According to the actuator disclosed in JP3521945B2, the spiral spring is disposed between the first plate and the second plate. Since a rotating torque of the first plate is always transmitted to the second plate by means of the spiral spring, a maximum output load of the actuator is equal to spring characteristics (deflection-load characteristics) of the spiral spring. Thus, the maximum output is determined on the basis of a load of the spiral spring. That is, in case of attempting a reduction in size and weight of the actuator without changing an output load of the actuator, a restriction exits on a downsizing of the entire actuator since a downsizing of the spiral spring is limited so as to maintain the output load. On the other hand, improving the output load of the actuator without changing a size thereof means increase in size of the spiral spring.

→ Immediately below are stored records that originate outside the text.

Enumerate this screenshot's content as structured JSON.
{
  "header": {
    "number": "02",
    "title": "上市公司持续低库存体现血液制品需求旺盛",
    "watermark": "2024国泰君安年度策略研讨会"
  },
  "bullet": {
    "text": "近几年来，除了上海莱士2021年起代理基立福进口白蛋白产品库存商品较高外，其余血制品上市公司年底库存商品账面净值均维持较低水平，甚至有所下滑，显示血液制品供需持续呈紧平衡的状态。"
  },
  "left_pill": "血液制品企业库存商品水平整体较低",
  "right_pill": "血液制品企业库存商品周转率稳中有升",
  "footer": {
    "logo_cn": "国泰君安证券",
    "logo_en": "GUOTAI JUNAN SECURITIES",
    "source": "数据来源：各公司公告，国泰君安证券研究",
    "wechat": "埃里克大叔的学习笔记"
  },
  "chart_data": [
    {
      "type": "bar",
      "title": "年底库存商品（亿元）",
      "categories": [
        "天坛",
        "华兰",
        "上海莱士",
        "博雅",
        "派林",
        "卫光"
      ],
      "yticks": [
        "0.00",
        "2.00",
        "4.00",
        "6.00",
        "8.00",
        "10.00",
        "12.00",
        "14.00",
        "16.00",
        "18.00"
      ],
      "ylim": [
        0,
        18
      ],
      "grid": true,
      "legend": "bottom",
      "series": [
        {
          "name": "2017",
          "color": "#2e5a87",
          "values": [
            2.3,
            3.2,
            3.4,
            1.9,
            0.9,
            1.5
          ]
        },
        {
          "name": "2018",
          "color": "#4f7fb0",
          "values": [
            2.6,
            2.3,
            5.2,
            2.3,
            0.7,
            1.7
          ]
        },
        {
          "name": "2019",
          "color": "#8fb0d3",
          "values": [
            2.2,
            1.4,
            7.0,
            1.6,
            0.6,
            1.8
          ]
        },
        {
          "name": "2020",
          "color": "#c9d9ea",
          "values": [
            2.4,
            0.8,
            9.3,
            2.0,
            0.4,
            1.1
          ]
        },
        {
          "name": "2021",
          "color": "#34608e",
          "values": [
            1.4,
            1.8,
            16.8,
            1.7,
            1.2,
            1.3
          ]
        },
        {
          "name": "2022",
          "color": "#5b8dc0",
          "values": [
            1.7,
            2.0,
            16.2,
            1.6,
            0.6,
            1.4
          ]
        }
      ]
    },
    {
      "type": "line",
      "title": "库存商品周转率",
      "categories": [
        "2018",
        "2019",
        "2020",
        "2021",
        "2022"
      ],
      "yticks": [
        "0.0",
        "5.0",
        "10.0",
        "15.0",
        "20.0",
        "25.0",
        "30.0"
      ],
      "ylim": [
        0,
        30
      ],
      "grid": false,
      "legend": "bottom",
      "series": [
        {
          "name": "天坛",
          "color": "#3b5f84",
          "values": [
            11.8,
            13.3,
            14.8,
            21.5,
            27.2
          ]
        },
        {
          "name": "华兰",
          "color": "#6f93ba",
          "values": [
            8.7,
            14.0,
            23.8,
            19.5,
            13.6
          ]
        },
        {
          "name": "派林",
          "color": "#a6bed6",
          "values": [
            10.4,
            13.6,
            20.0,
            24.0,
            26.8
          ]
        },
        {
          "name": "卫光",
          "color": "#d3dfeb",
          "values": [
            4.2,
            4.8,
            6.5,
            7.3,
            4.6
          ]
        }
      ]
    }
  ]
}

The actuator disclosed in JP2003-336717A includes as the standby mechanism the first spring receiving member, the second spring receiving member, and the input rotation directly transmitting portion for directly transmitting, not via the spring, a rotational force of the driving shaft to the driven shaft by attaching the first spring receiving member and the second spring receiving member to each other when the first spring receiving member and the second spring receiving member relatively rotate to each other by a predetermined angle or more. Then, the output load of the actuator is improved by using the output load of the motor so that a power switching operation can be surely performed.
According to the aforementioned standby mechanism, however, the input side rotation member and the spring receiving member are formed separately, and then the input rotation directly transmitting portion is formed as a fan-shaped projection in an axial direction of the spring receiving member. The standby mechanism has a certain degree of thickness in the axial direction and consists of a combination of great number of parts. That is, the actuator includes a great number of components and is large in size in the rotational axis direction.
Thus, a need exists for an actuator which can provide an increased maximum output load and improve certainty of switching of driving force while achieving an entire reduction in size and weight with avoiding a complexity of structure.